RC: Mouth of the Architect has been together for 10 years. Has the world changed or have you changed?

MotA: Yes and yes… I would say the band as a whole, us as individuals, and the world have all changed a lot over the last 10 years. Mouth of the Architect has continuously undergone member changes like it’s our job. Not to say that we like to change members all the time, but that is just the way it goes down. So, Jason and Dave are the only two original members left in the band now, though Steve and Kevin have been in for six or seven years now, too. As individuals there has been a marriage, a military deployment, serious injuries/surgeries, new businesses started, new bands started, and a new child born… So lots of big changes going on with us that has changed our attitude about life in general a bit. The world still sucks as much as it always has. We have just gotten a little older and more accepting of the suck.

RC: It seems like there’s more of a space for what you guys do now than there was early on.

MotA: I don’t know if I would say that there is more of a space for “post-metal” now or if there are just an abundance of bands doing it. We’ve been tagged with the “sounds like Neurosis and Isis” thing forever, and it’s just stupid. While I do see how Mouth of the Architect and other bands like Neurosis, Isis, Pelican, etc. would be considered to be in the same genre, I don’t make the connection that any of them are trying to sound the same or to be categorized. Every band is influenced by the music they like and there has been a lot of good stuff coming out in the last 15 years in this genre. So there have been more bands coming out that are influenced by all that good music, thus creating more of a “space” for it in the scene. You could say the same thing about “nu-metal” as well–even though everyone knows it’s garbage. I think our kind of doom/prog/post/rock/metal whatever has been relevant to the way a lot of people in our generation feel about life, and that is why it has become so prevalent and successful in the last 15 years ar so.

RC: What prompted the Peter Gabriel cover on The Violence Beneath?

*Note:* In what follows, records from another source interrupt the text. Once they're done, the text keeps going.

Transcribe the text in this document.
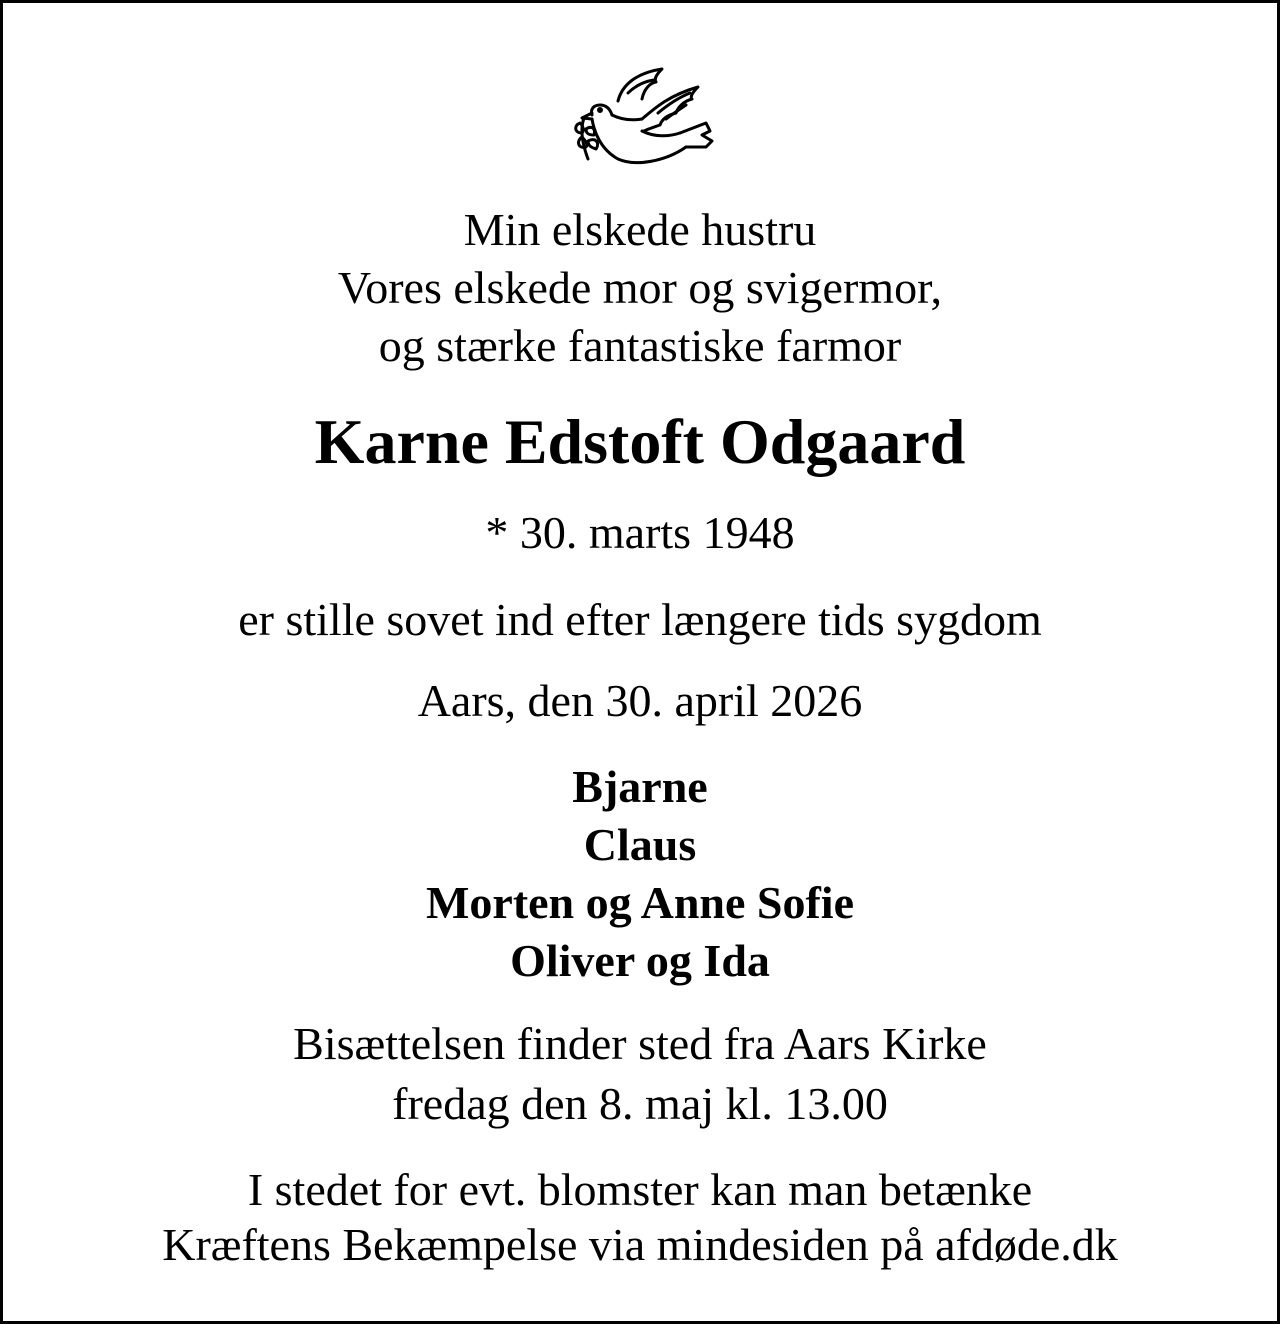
Min elskede hustru
Vores elskede mor og svigermor,
og stærke fantastiske farmor
Karne Edstoft Odgaard
* 30. marts 1948
er stille sovet ind efter længere tids sygdom
Aars, den 30. april 2026
Bjarne
Claus
Morten og Anne Sofie
Oliver og Ida
Bisættelsen finder sted fra Aars Kirke
fredag den 8. maj kl. 13.00
I stedet for evt. blomster kan man betænke
Kræftens Bekæmpelse via mindesiden på afdøde.dk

The Violence BeneathMotA: We just like to do cover songs for fun. We had been going back and forth for a while about what song to do and couldn’t make a decision, so Jason and Steve kind of just decided to do a version of “In Your Eyes” to see how it would translate. Everyone was into it after they heard the rough draft so we just made the decision to do it and started jamming it at practice a little. That track was more of a studio project, like the new record. I think we only played it out twice. We have been trying to find another good one to do for a possible split release later on this year too. It’s just a lot of fun to do covers of songs we grew up with and make them our own.

RC: What else are you guys working on?

MotA: Musically, Steve has a solo project called This is What I Believe that you can find on Facebook, and Jason has a solo project called Rusted Hammer that you can find on Facebook as well. They merged those 2 projects into an audio visual show a couple of times that was pretty cool. Kevin Schindel is the frontman for Neon Warship and they have been doing really well lately. You can find them pretty much anywhere online. Right now we are just getting ready to hit the road with Mouth of the Architect for two months solid. Check out our Facebook page or our website for tour dates and any other updates. We are really excited to be going out with our good buddies in Intronaut again this year and getting back to Europe again.

RC: Anything else you’d like to bring up here?

MotA: We are really happy to be working with Translation Loss Records again on this new record, and I’d like to give a shout out to John Lakes, who will be filling on for Kevin Schindel on the upcoming tours. Check out our guitar player Steve’s recording studio, Sound Architect Studio, in Detroit on Facebook. Dave Mann also blows glass: Check out DaveMannGlass on Facebook as well. Really looking forward to seeing all of our friends from the road again this year. Thanks for the interview as well It’s been a while since we have done any touring, album release, interviews, and the like. It’s good to be back!